Büyük, Kötü Kurt
< Serena >
Şaşırtıcı bir şekilde başım ağrımadan uyandım, oysa balkonun ortasında bilincimi kaybettiğimi hatırlıyordum—sözde kralın balkonu. Yere düşmüş, beyin sarsıntısı geçirmiş ya da belki omuriliğimi kırmış olmalıydım, ama bu kargaşa başlamadan önceki kadar sağlıklı hissediyordum. Ya balkonun zemini gerçekten yumuşaktı ya da düşüşüm engellenmişti—bilincimi kaybettikten sonra ne olduğunu pek hatırlayamıyordum, ama her şekilde bu benim avantajımaydı.
Son birkaç saatin—ya da dakikanın? ya da günün? emin olamıyordum—tüm anıları gözlerimi açtığım anda sel gibi geri döndü. İlk yorumum, 'Evet, gerçekten bir fantezi dünyasının içindeyim, ne kadar harika değil mi?!' oldu. Ama sağduyum araya girip, evet, kafamın kesilme tehdidi altında olduğunu hatırlattı. Kendini kral olarak adlandıran o kibirli adam, gün ışığında başımın kesileceğini vaat etmişti.

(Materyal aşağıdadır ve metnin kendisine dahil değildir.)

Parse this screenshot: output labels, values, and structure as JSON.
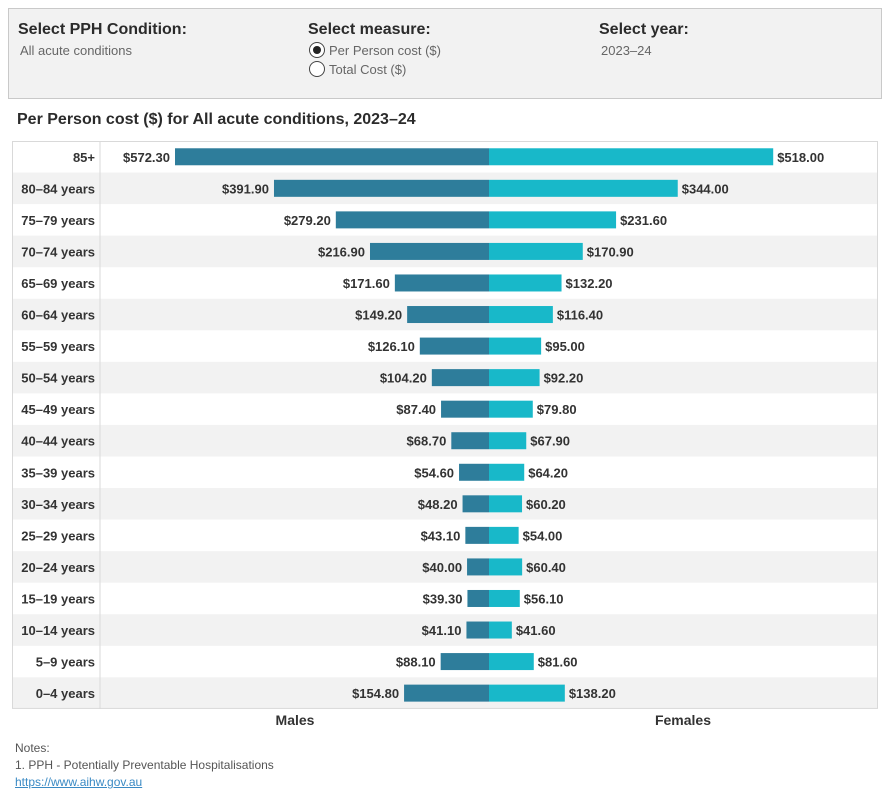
{
  "filters": {
    "condition": {
      "title": "Select PPH Condition:",
      "value": "All acute conditions"
    },
    "measure": {
      "title": "Select measure:",
      "options": [
        {
          "label": "Per Person cost ($)",
          "selected": true
        },
        {
          "label": "Total Cost ($)",
          "selected": false
        }
      ]
    },
    "year": {
      "title": "Select year:",
      "value": "2023–24"
    }
  },
  "chart_title": "Per Person cost ($) for All acute conditions, 2023–24",
  "chart_data": {
    "type": "bar",
    "orientation": "horizontal-diverging",
    "categories": [
      "85+",
      "80–84 years",
      "75–79 years",
      "70–74 years",
      "65–69 years",
      "60–64 years",
      "55–59 years",
      "50–54 years",
      "45–49 years",
      "40–44 years",
      "35–39 years",
      "30–34 years",
      "25–29 years",
      "20–24 years",
      "15–19 years",
      "10–14 years",
      "5–9 years",
      "0–4 years"
    ],
    "series": [
      {
        "name": "Males",
        "color": "#2e7d9b",
        "values": [
          572.3,
          391.9,
          279.2,
          216.9,
          171.6,
          149.2,
          126.1,
          104.2,
          87.4,
          68.7,
          54.6,
          48.2,
          43.1,
          40.0,
          39.3,
          41.1,
          88.1,
          154.8
        ]
      },
      {
        "name": "Females",
        "color": "#18b8c9",
        "values": [
          518.0,
          344.0,
          231.6,
          170.9,
          132.2,
          116.4,
          95.0,
          92.2,
          79.8,
          67.9,
          64.2,
          60.2,
          54.0,
          60.4,
          56.1,
          41.6,
          81.6,
          138.2
        ]
      }
    ],
    "value_labels": {
      "Males": [
        "$572.30",
        "$391.90",
        "$279.20",
        "$216.90",
        "$171.60",
        "$149.20",
        "$126.10",
        "$104.20",
        "$87.40",
        "$68.70",
        "$54.60",
        "$48.20",
        "$43.10",
        "$40.00",
        "$39.30",
        "$41.10",
        "$88.10",
        "$154.80"
      ],
      "Females": [
        "$518.00",
        "$344.00",
        "$231.60",
        "$170.90",
        "$132.20",
        "$116.40",
        "$95.00",
        "$92.20",
        "$79.80",
        "$67.90",
        "$64.20",
        "$60.20",
        "$54.00",
        "$60.40",
        "$56.10",
        "$41.60",
        "$81.60",
        "$138.20"
      ]
    },
    "xmax": 572.3,
    "row_banding": true
  },
  "notes": {
    "heading": "Notes:",
    "lines": [
      "1. PPH - Potentially Preventable Hospitalisations"
    ],
    "link": "https://www.aihw.gov.au"
  }
}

Hızla kendimi ve bulunduğum yeri gözden geçirdim. Çok yumuşak bir yatakta, dizlere kadar gelen oldukça ipek bir elbise giymiş haldeydim. Burnumu buruşturdum. Açıkça kendi yatağımda ve pijamalarımda değildim ve bu, hatırladığım olayların rüya olmadığını gösteriyordu.
Yatak bir dört direkliydi, kalın perdeleri tamamen yatağı kaplayacak şekilde yayılmıştı. İçerisi karanlıktı. Dış ortamı kontrol etmek için kolumu uzatmam gerekti.

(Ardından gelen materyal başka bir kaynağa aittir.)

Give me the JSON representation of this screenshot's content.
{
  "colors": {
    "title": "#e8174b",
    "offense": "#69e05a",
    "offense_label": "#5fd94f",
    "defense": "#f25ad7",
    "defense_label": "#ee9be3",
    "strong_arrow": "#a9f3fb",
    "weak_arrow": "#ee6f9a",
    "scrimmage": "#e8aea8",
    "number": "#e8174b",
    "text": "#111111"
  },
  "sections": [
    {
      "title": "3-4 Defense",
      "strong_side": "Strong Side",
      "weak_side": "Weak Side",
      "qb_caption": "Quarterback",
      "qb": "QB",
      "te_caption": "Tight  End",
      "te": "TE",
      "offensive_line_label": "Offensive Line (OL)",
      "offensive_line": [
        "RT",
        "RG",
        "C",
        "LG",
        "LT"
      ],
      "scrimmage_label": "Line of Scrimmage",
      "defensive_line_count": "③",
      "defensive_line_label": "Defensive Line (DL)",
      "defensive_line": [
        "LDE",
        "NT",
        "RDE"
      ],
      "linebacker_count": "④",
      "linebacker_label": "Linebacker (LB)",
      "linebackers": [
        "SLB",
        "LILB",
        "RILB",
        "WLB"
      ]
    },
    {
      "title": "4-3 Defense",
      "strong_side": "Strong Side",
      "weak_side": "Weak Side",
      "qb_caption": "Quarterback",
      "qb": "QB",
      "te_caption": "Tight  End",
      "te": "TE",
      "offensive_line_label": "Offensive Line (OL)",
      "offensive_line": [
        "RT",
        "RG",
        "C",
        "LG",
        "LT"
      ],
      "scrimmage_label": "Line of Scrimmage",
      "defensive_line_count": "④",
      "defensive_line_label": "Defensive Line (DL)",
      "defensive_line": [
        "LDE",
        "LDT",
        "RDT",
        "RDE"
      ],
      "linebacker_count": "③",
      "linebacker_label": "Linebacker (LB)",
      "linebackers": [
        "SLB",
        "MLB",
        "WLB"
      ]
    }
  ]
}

Kalbim bir an durdu. Gün ışığı vardı. Muhtemelen sabah olmuştu. Bu da, zamanımın dolduğu ve yakında kafama veda edeceğim anlamına geliyordu.
O an korku tüm bedenimi sardı.
"Hayır..." diye mırıldandım, başımı sallayarak. "Hayır, hayır, hayır! Bu yerden çıkmanın bir yolunu bulmalıyım!"
Yataktan çıkmak için çabaladım, karanlıktan ışığa doğru kendimi ittim. Ayaklarım soğuk, parlak zemine değdiğinde, sağdaki açık kapının yanında duran iki muhafızı gördüm, zırh ve miğfer giymişlerdi. Tehlikeli bir hava ve ağır, sivri mızraklarla Mobile Legend karakterlerine benziyorlardı.
Ağzımı kapatarak nefesimi tuttum. Yüzleri kapalı olmasına rağmen, gözlerinin üzerimde olduğunu hissettim, ama neyse ki hareket etmediler. Bir santim bile. Buckingham Sarayı'ndaki muhafızlar gibi. İyi.
Etrafıma bakarak odadan çıkmanın başka bir yolunu aradım. Yatağın yakınında, solda ikinci bir kapı vardı, bu yüzden dikkat çekmemek için yavaşça yaklaştım. İçeri girdiğimde, cam duvarlar ve büyük, buharlı bir havuzla tanıdık bir banyo düzeni gördüğümde hayal kırıklığına uğrayarak iç geçirdim.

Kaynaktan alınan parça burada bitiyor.